Context Engineering

The practice of engineering what goes INTO the LLM — optimizing inputs for maximum information density, token efficiency, and model performance. The term was popularized through entities/12-factor-agents (Dex / HumanLayer), and is closely related to Andrej Karpathy’s concept of prompt engineering as an engineering discipline.

What It Is

Context Engineering is the systematic practice of designing, optimizing, and managing the input context passed to an LLM. It goes beyond simple “prompt engineering” to encompass everything the LLM sees:

System prompts and instructions
Conversation history / thread representation
RAG-retrieved documents
Tool call results
Memory and knowledge snippets
Structured output schemas

The core insight: the LLM’s input is fundamentally “here’s what happened so far, what’s next?” — and how you represent that “what happened so far” directly determines output quality.

Key Principles

1. Custom Formats Over Standard Message Roles

Don’t default to the OpenAI/Anthropic message format (system/user/assistant/tool). Build your own context format tailored to your use case. Examples:

<!-- XML-style format with semantic tags -->
<slack_message>From: @alex, Text: Can you deploy the backend?</slack_message>
<list_git_tags>intent: "list_git_tags"</list_git_tags>
<list_git_tags_result>tags: [{name: "v1.2.3", ...}]</list_git_tags_result>

<!-- YAML format for dense information -->
thread:
  - event: slack_message
    from: alex
    text: Can you deploy the backend?
  - event: tool_call
    intent: list_git_tags
  - event: tool_result
    tags:
      - name: v1.2.3

2. Information Density First

Every token in the context window has a cost (both monetary and in model attention). Maximize signal-to-noise ratio:

Summarize verbose tool outputs
Drop irrelevant conversation turns
Compress repetitive patterns
Redact sensitive information (with markers)

3. Context Is State

Following entities/12-factor-agents Factor 5, the context window IS your execution state. If you need to know the current step, retry count, or any metadata — it should be derivable from the context, not from a separate tracking system.

4. Pre-fetch vs. Ask

From Factor 13: If you know which tools the agent will need, call them deterministically before the loop starts. This saves a full LLM round-trip and gives the model more information upfront. Remove pre-fetched results from the available tool options.

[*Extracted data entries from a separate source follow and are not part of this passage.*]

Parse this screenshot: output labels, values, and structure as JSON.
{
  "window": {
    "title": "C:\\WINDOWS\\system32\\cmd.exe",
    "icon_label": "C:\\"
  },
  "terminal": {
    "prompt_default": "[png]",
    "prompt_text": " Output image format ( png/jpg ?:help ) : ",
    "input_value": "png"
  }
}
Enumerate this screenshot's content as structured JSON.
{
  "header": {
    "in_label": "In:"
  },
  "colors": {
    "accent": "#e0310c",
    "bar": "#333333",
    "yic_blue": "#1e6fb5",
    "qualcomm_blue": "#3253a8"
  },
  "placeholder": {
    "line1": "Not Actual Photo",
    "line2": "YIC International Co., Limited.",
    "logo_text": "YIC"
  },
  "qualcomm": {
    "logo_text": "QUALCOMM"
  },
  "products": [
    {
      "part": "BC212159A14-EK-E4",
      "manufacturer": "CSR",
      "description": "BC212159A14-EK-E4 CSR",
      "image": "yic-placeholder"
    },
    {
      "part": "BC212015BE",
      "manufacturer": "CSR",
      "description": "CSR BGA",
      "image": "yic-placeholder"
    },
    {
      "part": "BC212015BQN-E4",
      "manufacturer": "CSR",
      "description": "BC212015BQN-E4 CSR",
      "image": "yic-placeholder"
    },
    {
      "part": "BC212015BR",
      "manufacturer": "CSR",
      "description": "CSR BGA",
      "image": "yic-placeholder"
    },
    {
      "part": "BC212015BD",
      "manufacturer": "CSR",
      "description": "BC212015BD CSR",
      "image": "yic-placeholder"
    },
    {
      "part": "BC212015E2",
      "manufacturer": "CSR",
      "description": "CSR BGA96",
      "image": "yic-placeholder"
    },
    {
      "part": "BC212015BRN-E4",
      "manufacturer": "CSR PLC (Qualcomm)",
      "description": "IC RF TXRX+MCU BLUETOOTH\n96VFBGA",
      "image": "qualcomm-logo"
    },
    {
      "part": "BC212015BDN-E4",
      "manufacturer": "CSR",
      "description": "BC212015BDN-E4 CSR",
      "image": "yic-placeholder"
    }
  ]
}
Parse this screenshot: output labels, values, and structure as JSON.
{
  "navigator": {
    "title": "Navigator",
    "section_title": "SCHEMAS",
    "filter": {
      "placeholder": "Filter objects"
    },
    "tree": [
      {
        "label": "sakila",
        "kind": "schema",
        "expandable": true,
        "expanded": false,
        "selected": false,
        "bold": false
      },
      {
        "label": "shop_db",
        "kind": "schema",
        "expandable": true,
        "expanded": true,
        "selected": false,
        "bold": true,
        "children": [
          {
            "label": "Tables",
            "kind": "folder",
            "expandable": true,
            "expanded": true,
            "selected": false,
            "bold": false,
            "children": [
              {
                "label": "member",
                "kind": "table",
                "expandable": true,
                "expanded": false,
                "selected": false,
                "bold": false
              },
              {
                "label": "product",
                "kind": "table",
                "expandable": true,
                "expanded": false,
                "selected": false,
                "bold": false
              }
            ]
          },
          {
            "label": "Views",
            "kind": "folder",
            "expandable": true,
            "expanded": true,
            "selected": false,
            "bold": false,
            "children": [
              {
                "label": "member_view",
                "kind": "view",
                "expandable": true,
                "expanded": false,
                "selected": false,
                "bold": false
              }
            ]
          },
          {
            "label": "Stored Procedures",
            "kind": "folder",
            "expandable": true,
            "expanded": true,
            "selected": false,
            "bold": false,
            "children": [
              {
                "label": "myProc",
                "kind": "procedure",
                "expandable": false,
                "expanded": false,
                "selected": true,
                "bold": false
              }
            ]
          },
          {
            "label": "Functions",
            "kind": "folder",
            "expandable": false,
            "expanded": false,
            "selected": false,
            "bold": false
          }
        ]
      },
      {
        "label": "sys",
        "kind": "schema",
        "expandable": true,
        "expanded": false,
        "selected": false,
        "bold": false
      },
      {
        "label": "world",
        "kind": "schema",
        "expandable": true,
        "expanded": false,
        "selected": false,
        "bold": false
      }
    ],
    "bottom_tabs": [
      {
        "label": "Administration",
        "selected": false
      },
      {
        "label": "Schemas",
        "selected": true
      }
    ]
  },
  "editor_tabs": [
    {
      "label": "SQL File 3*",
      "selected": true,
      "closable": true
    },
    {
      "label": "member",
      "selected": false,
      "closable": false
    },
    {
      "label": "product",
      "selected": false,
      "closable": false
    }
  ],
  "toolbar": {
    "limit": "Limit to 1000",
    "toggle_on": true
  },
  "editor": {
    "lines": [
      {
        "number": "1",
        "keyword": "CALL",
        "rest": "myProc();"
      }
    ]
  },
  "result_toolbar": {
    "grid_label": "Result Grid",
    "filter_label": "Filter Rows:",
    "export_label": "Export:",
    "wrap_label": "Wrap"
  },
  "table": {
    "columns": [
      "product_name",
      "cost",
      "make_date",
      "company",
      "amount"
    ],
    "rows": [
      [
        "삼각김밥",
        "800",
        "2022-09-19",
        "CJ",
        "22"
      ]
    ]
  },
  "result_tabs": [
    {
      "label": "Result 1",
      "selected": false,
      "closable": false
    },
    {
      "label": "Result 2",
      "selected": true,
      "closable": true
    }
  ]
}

Relationship to Other Concepts

concepts/agent-loop-architecture — Context Engineering is the craft of what goes INTO the loop’s prompt
concepts/context-compression — A specific technique within Context Engineering: compressing long context to fit within model limits
concepts/memory-system — Memory is a type of context that persists across sessions; Context Engineering handles the session-level representation
entities/12-factor-agents Factor 3 specifically — “Own Your Context Window” is the definitive statement of this concept
concepts/rag-systems — RAG is a source of context; how you format and inject retrieved docs is a Context Engineering decision
entities/karpathy-llm101n — Karpathy’s work on prompt engineering as engineering

Why It Matters

The difference between a mediocre agent and a great one is often not the model, the tools, or the architecture — it’s how the context is engineered. Two agents with the same LLM and same tools can produce wildly different results based on:

How tool results are formatted in context
How conversation history is summarized or retained
What information is made prominent vs. buried
How errors are presented for self-healing (entities/12-factor-agents Factor 9)

As LLMs improve, Context Engineering becomes more important, not less — because the bottleneck shifts from model capability to input quality.